If the allegations include federal law violations, the Federal Bureau of Investigation usually investigates.
I have been charged with misrepresentations in childcare, what should I do?
Call us! A charge of misrepresentations in childcare is a very serious offense. While the associated criminal penalties may not be as substantial as a felony charge, this charge can take a huge toll on your business, reputation, personal and professional relationship, professional, and even personal opportunities.
Being involved in deceiving individuals that increase risk to a child’s safety could cause a daycare organization to fail, even if the charges are eventually dropped or dismissed. The financial strain can be difficult, as well.
You need a legal team who will understand what is at stake with these charges. Our attorneys are well equipped to help you through the entire process. They will seek to serve your best interests.
Please call for a free legal consultation!
What might happen if I am convicted of misrepresentations in childcare or other violations?
It is difficult to state exactly what will happen in each case. Every circumstance is unique, and the consequences will also be unique. However, if you are a licensed daycare provider, you may have your license revoked. Sometimes it will be revoked permanently. As long as the penalty is not “shocking to one’s fairness,” the revocation and penalties will be upheld.
Here are a couple of court cases that had determined when revocation of a childcare provider’s license was fair and when it was not.
- In Matter of Lewis v. New York State Office of Children and Family Services, a New York appeals court determined that the revocation of the defendant’s license was wholly unfair under the circumstances.
The petitioner, Lewis, sought to stop the revocation of her license after she was cited for violating the regulation that states a daycare provider must have children supervised at all times. Due to several extenuating circumstances, a miscommunication with the children’s mother, an accident involving a supervisor’s daughter, and some other things, two children aged 11 and 13 were left unsupervised for about 20-30 minutes.
However, during that time, they were able to contact Grady through text message and helped facilitate supervision until she could get there. However, she was cited for this lack of supervision, and her childcare license was revoked.
She appealed, saying that the children were only unsupervised due to extenuating circumstances beyond her control and had taken several steps to ensure that the children would not be alone, but happened to fall through. The court agreed.
The court stated that Lewis had done all she could to prevent this from happening and when it did, she was able to arrange alternative supervision quickly and stayed in contact with the children during their time alone.
The court allowed Lewis to keep her license.

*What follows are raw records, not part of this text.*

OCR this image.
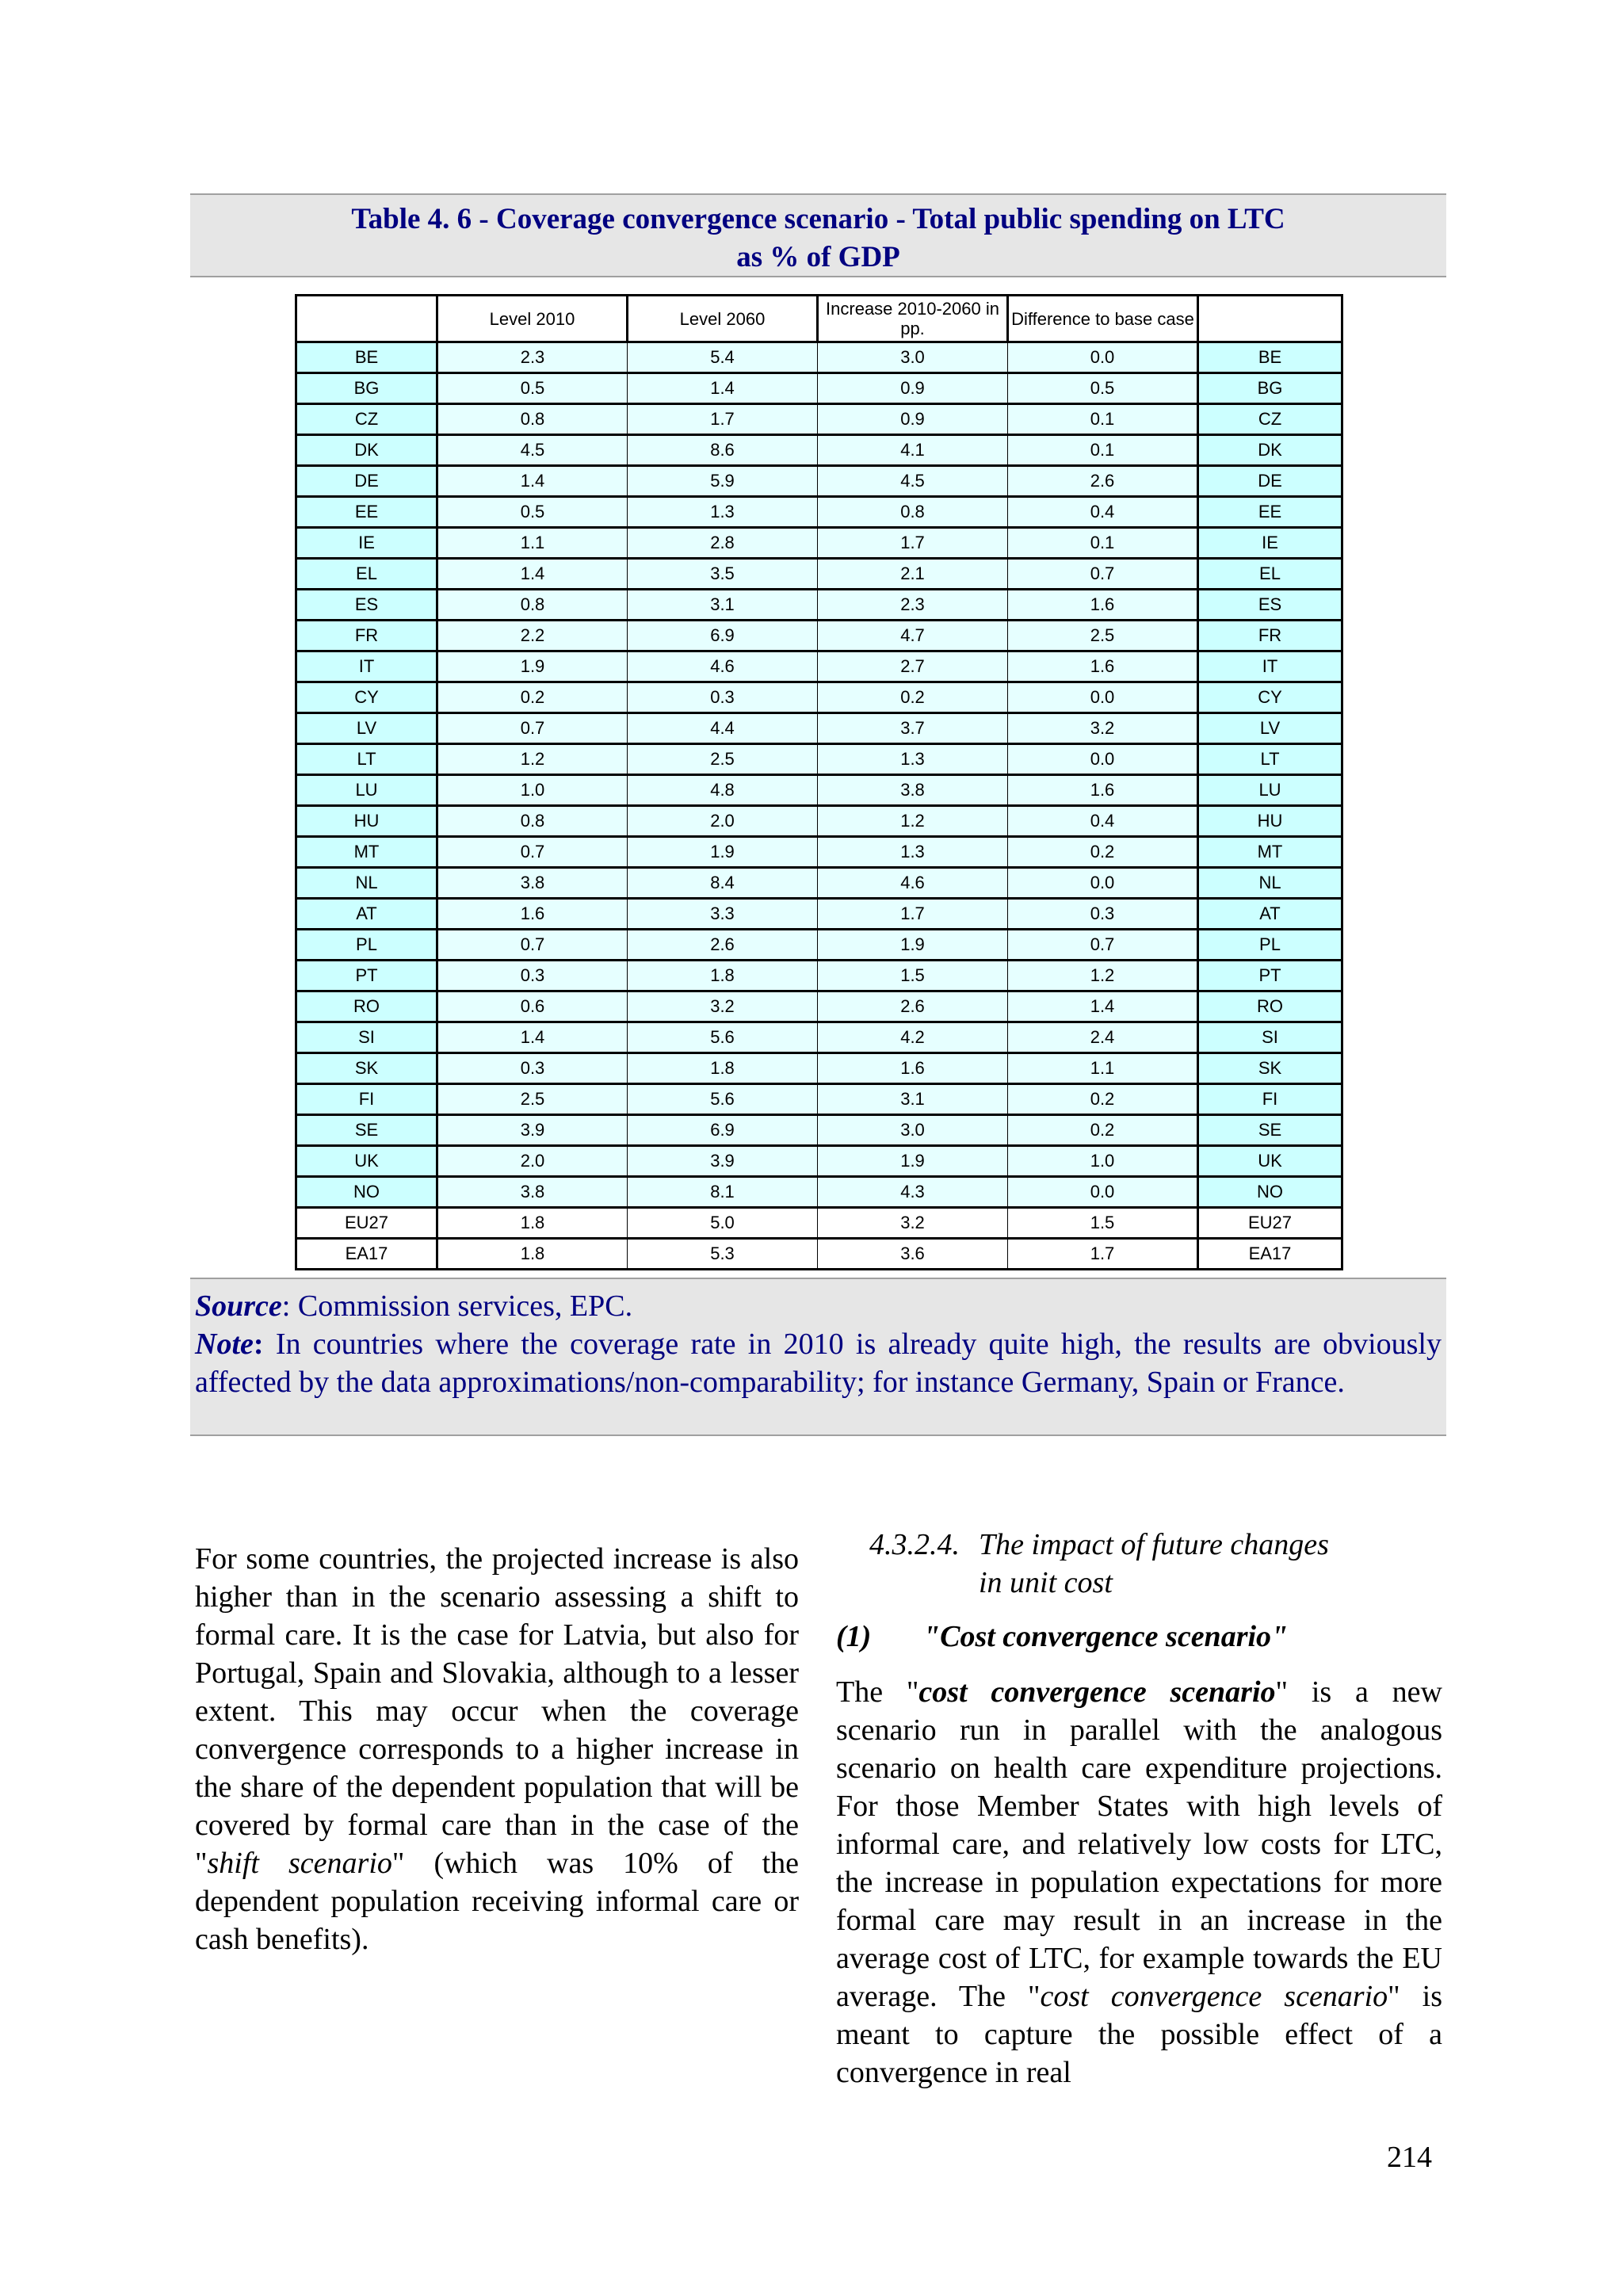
Table 4. 6 - Coverage convergence scenario - Total public spending on LTC
as % of GDP
	Level 2010	Level 2060	Increase 2010-2060 in pp.	Difference to base case	
BE	2.3	5.4	3.0	0.0	BE
BG	0.5	1.4	0.9	0.5	BG
CZ	0.8	1.7	0.9	0.1	CZ
DK	4.5	8.6	4.1	0.1	DK
DE	1.4	5.9	4.5	2.6	DE
EE	0.5	1.3	0.8	0.4	EE
IE	1.1	2.8	1.7	0.1	IE
EL	1.4	3.5	2.1	0.7	EL
ES	0.8	3.1	2.3	1.6	ES
FR	2.2	6.9	4.7	2.5	FR
IT	1.9	4.6	2.7	1.6	IT
CY	0.2	0.3	0.2	0.0	CY
LV	0.7	4.4	3.7	3.2	LV
LT	1.2	2.5	1.3	0.0	LT
LU	1.0	4.8	3.8	1.6	LU
HU	0.8	2.0	1.2	0.4	HU
MT	0.7	1.9	1.3	0.2	MT
NL	3.8	8.4	4.6	0.0	NL
AT	1.6	3.3	1.7	0.3	AT
PL	0.7	2.6	1.9	0.7	PL
PT	0.3	1.8	1.5	1.2	PT
RO	0.6	3.2	2.6	1.4	RO
SI	1.4	5.6	4.2	2.4	SI
SK	0.3	1.8	1.6	1.1	SK
FI	2.5	5.6	3.1	0.2	FI
SE	3.9	6.9	3.0	0.2	SE
UK	2.0	3.9	1.9	1.0	UK
NO	3.8	8.1	4.3	0.0	NO
EU27	1.8	5.0	3.2	1.5	EU27
EA17	1.8	5.3	3.6	1.7	EA17
Source: Commission services, EPC.
Note: In countries where the coverage rate in 2010 is already quite high, the results are obviously affected by the data approximations/non-comparability; for instance Germany, Spain or France.

For some countries, the projected increase is also higher than in the scenario assessing a shift to formal care. It is the case for Latvia, but also for Portugal, Spain and Slovakia, although to a lesser extent. This may occur when the coverage convergence corresponds to a higher increase in the share of the dependent population that will be covered by formal care than in the case of the "shift scenario" (which was 10% of the dependent population receiving informal care or cash benefits).

4.3.2.4. The impact of future changes
in unit cost
(1) "Cost convergence scenario"

The "cost convergence scenario" is a new scenario run in parallel with the analogous scenario on health care expenditure projections. For those Member States with high levels of informal care, and relatively low costs for LTC, the increase in population expectations for more formal care may result in an increase in the average cost of LTC, for example towards the EU average. The "cost convergence scenario" is meant to capture the possible effect of a convergence in real

214
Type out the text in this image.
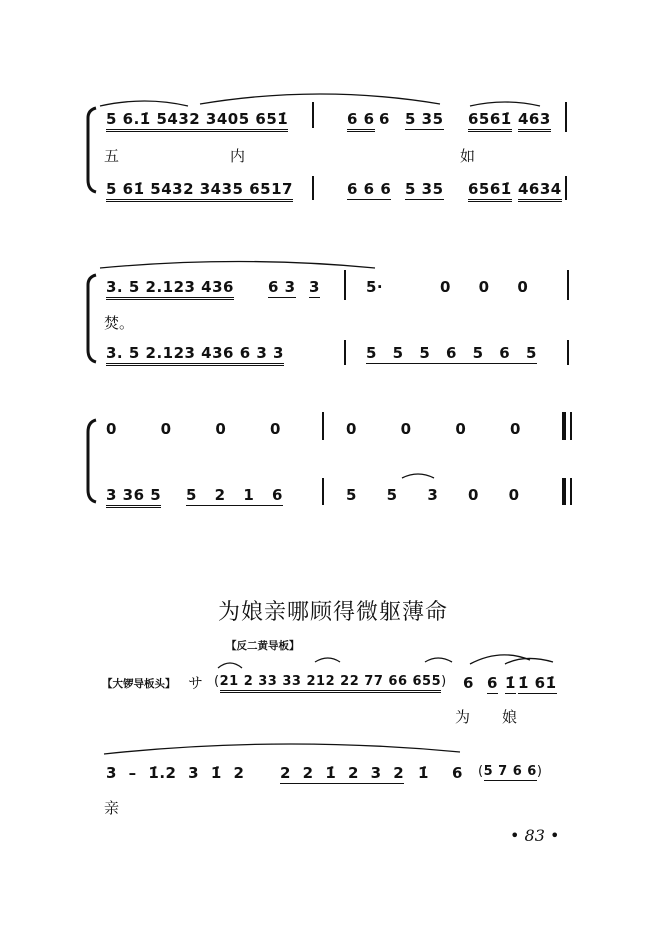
5 6.1̇ 5432 3405 651̇	6 6 6 5 35 6561̇ 463
五	内	如
5 61̇ 5432 3435 6517	6 6 6 5 35 6561̇ 4634
3. 5 2.123 436 6 3 3	5·	0 0 0
焚。
3. 5 2.123 436 6 3 3	5 5 5 6 5 6 5
0 0 0 0	0 0 0 0
3 36 5 5 2 1 6	5 5 3 0 0
为娘亲哪顾得微躯薄命
【反二黄导板】
【大锣导板头】 サ (21 2 33 33 212 22 77 66 655) 6 6 1̇ 1̇ 61̇
为 娘
3 – 1̇.2 3 1̇ 2 2 2 1̇ 2 3 2 1̇ 6 (5 7 6 6)
亲
• 83 •
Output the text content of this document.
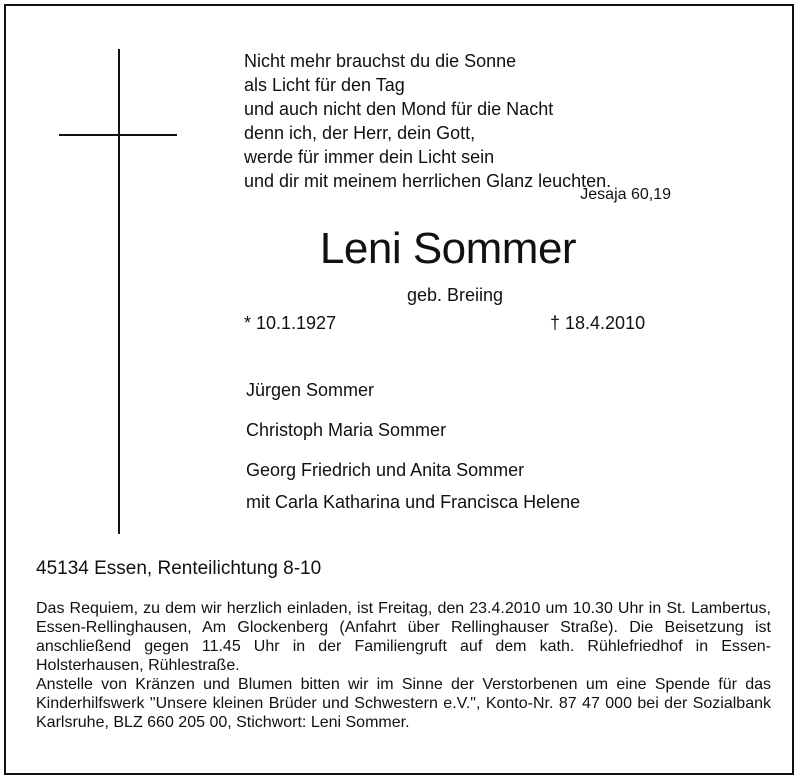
Nicht mehr brauchst du die Sonne
als Licht für den Tag
und auch nicht den Mond für die Nacht
denn ich, der Herr, dein Gott,
werde für immer dein Licht sein
und dir mit meinem herrlichen Glanz leuchten.
Jesaja 60,19
Leni Sommer
geb. Breiing
* 10.1.1927	† 18.4.2010
Jürgen Sommer
Christoph Maria Sommer
Georg Friedrich und Anita Sommer
mit Carla Katharina und Francisca Helene
45134 Essen, Renteilichtung 8-10

Das Requiem, zu dem wir herzlich einladen, ist Freitag, den 23.4.2010 um 10.30 Uhr in St. Lambertus, Essen-Rellinghausen, Am Glockenberg (Anfahrt über Rellinghauser Straße). Die Beisetzung ist anschließend gegen 11.45 Uhr in der Familiengruft auf dem kath. Rühlefriedhof in Essen-Holsterhausen, Rühlestraße.

Anstelle von Kränzen und Blumen bitten wir im Sinne der Verstorbenen um eine Spende für das Kinderhilfswerk "Unsere kleinen Brüder und Schwestern e.V.", Konto-Nr. 87 47 000 bei der Sozialbank Karlsruhe, BLZ 660 205 00, Stichwort: Leni Sommer.
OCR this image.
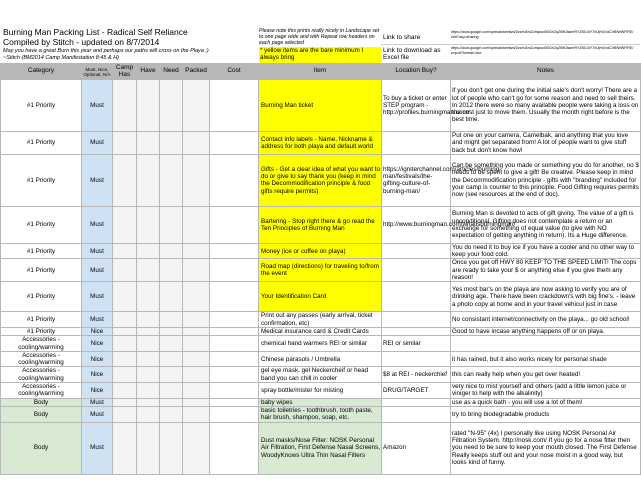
Burning Man Packing List - Radical Self Reliance
Compiled by Stitch - updated on 8/7/2014
May you have a great Burn this year and perhaps our paths will cross on the Playa :)
~Stitch (BM2014 Camp Manifestation 8:45 & H)
Please note this prints really nicely in Landscape set to one page wide and with Repeat row headers on each page selected
* yellow items are the bare minimum I always bring
Link to share
Link to download as Excel file
https://docs.google.com/spreadsheets/d/1ksnVAmZu9qsxo0l0Gh2qZfMDisamRYZB0J4Y7hUjHr2xdCVBfWWRFIE/edit?usp=sharing
https://docs.google.com/spreadsheets/d/1ksnVAmZu9qsxo0l0Gh2qZfMDisamRYZB0J4Y7hUjHr2xdCVBfWWRFIE/export?format=xlsx
Category	Must, Nice, Optional, N/A	Camp Has	Have	Need	Packed	Cost	Item	Location Buy?	Notes
#1 Priority	Must						Burning Man ticket	To buy a ticket or enter STEP program - http://profiles.burningman.com/	If you don't get one during the initial sale's don't worry! There are a lot of people who can't go for some reason and need to sell theirs. In 2012 there were so many available people were taking a loss on the cost just to move them. Usually the month right before is the best time.
#1 Priority	Must						Contact info labels - Name, Nickname & address for both playa and default world		Put one on your camera, Camelbak, and anything that you love and might get separated from! A lot of people want to give stuff back but don't know how!
#1 Priority	Must						Gifts - Get a clear idea of what you want to do or give to say thank you (keep in mind the Decommodification principle & food gifts require permits)	https://igniterchannel.com/articles/burning-man/festivals/the-gifting-culture-of-burning-man/	Can be something you made or something you do for another, no $ needs to be spent to give a gift! Be creative. Please keep in mind the Decommodification principle - gifts with "branding" included for your camp is counter to this principle. Food Gifting requires permits now (see resources at the end of doc).
#1 Priority	Must						Bartering - Stop right there & go read the Ten Principles of Burning Man	http://www.burningman.com/whatisburningman/	Burning Man is devoted to acts of gift giving. The value of a gift is unconditional. Gifting does not contemplate a return or an exchange for something of equal value (to give with NO expectation of getting anything in return). Its a Huge difference.
#1 Priority	Must						Money (ice or coffee on playa)		You do need it to buy ice if you have a cooler and no other way to keep your food cold.
#1 Priority	Must						Road map (directions) for traveling to/from the event		Once you get off HWY 80 KEEP TO THE SPEED LIMIT! The cops are ready to take your $ or anything else if you give them any reason!
#1 Priority	Must						Your Identification Card		Yes most bar's on the playa are now asking to verify you are of drinking age. There have been crackdown's with big fine's. - leave a photo copy at home and in your travel vehicul just in case
#1 Priority	Must						Print out any passes (early arrival, ticket confirmation, etc)		No consistant internet/connectivity on the playa... go old school!
#1 Priority	Nice						Medical insurance card & Credit Cards		Good to have incase anything happens off or on playa.
Accessories - cooling/warming	Nice						chemical hand warmers REI or similar	REI or similar	
Accessories - cooling/warming	Nice						Chinese parasols / Umbrella		it has rained, but it also works nicely for personal shade
Accessories - cooling/warming	Nice						gel eye mask, gel Neckercheif or head band you can chill in cooler	$8 at REI - neckerchief	this can really help when you get over heated!
Accessories - cooling/warming	Nice						spray bottle/mister for misting	DRUG/TARGET	very nice to mist yourself and others (add a little lemon juice or viniger to help with the alkalinity)
Body	Must						baby wipes		use as a quick bath - you will use a lot of them!
Body	Must						basic toiletries - toothbrush, tooth paste, hair brush, shampoo, soap, etc.		try to bring biodegradable products
Body	Must						Dust masks/Nose Filter: NOSK Personal Air Filtration, First Defense Nasal Screens, WoodyKnows Ultra Thin Nasal Filters	Amazon	rated "N-95" (4x) I personally like using NOSK Personal Air Filtration System. http://nosk.com/ If you go for a nose filter then you need to be sure to keep your mouth closed. The First Defense Really keeps stuff out and your nose moist in a good way, but looks kind of funny.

To read this court opinion in full, please click here. Or copy and paste the following.
https://www.leagle.com/decision/innyco20140220285
- In Matter of Rembart v. Perales, the court determined that the revocation of the childcare provider’s license was reasonable.
The petitioner, Rembert, operated a daycare in her small apartment. She was authorized to have six children. On a surprise inspection, there were 12 children present at the petitioner’s home. The inspector warned the petitioner that she was in violation and could not have more than six children at the daycare at any time.
On a surprise visit a couple of weeks later, the inspector found that the petitioner was absent and had a left a 16-year-old girl to watch the children. The children were promptly removed from the home, and her license was revoked. The petitioner appealed this determination by stating that the inspector said that having more kids at her house at any one time was perfectly fine. The court disagreed.
The court did not believe the petitioner was told that she could go over her allotment of six children in the apartment. And even if that was implied, it would not have been implied for 12 children. Therefore, the petitioner had her license lawfully revoked.